A: g:Profiler relies on Ensembl to provide all identifier namespaces, hence it only recognizes identifiers present in Ensembl. To make sure that g:Profiler can parse your input list, you may pass it through the g:Convert tool. All available identifier namespaces are listed in the "Target database" dropdown menu in g:Convert.
Q: Can I use g:Profiler to analyse an organism that is not in the list? Can I use my own annotations as input to g:Profiler?
A: Unfortunately, this is not possible. g:Profiler is based on Ensembl and can only use organisms present in its database. The annotations have been built into static, high performance indexes backing g:Profiler and cannot be modified at runtime.
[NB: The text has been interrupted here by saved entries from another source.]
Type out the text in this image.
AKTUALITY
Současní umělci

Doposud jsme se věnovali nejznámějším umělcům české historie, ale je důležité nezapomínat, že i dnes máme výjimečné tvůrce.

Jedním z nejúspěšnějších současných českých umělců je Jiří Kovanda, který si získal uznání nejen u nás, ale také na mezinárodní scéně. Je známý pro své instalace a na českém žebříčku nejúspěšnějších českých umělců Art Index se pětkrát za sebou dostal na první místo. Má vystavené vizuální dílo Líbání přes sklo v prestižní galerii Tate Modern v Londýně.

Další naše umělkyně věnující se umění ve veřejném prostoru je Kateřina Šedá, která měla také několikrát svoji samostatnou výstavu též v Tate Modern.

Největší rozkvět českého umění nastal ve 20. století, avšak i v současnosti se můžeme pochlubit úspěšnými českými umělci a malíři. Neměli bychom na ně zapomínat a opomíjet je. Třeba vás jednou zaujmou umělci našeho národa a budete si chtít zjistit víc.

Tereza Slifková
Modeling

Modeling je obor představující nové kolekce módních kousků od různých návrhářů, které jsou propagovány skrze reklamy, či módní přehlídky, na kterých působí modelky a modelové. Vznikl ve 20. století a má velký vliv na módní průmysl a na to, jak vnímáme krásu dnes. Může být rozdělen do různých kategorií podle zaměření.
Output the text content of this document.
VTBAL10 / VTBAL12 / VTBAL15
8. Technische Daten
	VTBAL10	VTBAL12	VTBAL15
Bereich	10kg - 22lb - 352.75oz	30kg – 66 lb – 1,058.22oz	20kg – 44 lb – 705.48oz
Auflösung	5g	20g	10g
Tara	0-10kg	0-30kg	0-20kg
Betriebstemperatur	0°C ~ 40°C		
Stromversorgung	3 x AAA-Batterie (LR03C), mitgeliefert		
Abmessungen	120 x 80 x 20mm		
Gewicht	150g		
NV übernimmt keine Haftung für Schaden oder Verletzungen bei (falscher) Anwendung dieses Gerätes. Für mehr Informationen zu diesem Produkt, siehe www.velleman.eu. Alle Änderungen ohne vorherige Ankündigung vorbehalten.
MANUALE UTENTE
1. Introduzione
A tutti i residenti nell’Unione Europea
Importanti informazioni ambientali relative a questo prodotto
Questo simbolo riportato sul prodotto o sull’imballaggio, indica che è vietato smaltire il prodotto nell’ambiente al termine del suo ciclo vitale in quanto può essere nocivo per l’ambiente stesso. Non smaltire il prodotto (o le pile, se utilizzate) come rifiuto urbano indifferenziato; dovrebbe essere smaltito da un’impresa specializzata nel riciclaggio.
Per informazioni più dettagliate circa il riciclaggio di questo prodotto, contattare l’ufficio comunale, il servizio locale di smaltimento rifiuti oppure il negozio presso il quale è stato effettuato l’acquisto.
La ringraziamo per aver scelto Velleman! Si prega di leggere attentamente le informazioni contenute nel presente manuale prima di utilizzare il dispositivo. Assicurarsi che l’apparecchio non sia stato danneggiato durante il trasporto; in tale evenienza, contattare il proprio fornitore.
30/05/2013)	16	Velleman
Q: I plug the population size, sample size, population successes
and sample successes into R's
phyper function, but receive a different
p-value than what g:Profiler outputs for the term. Why?
A: This is because g:GOSt runs multiple testing correction after the analysis to
discard false positives. After finding a significance threshold
using the selected multiple testing algorithm (the custom g:SCS by default), all p-values are scaled so the
threshold would be constant at 0.05:
for each p-value Px: Px_scaled = 0.05Px / T
Q: What are some of the columns in g:GOSt output?
n. of term genes(graphical) /
n. of query genes/
n. of common genes/
Q&T— These fields contain the number of genes in a term, number of recognized genes in the input query and in the overlap of the two. If a custom statistical background has been passed, these sets have been intersected with the background, resulting in a value smaller or equal than without a background.
t type— This field is mostly useful for GO results. It denotes the GO branch of the term - either BP (biological process), CC (cellular component) or MF (molecular function).
t group(textual only) — Subgraph number. Since the GO ontology is essentially a large DAC (directed acyclic graph), any g:Profiler result can be segmented into a number of subgraphs. Each is assigned a successive integer.
Q: I receive intermittent HTTP 5xx errors when using the web interface or R / Python packages with long-running queries. What's the problem?
A: If g:Profiler's example queries work, but you sometimes receive HTTP 502 or other 5xx series errors, the issue is most likely a server timeout. We do not enforce any rules on query size or other input parameters, but a time limit of around 10-15 minutes applies per analysis to avoid overloading the server. Unfortunately this is not communicated clearly to the user in current stable g:Profiler, but is usually the reason behind HTTP 5xx errors after long-running queries.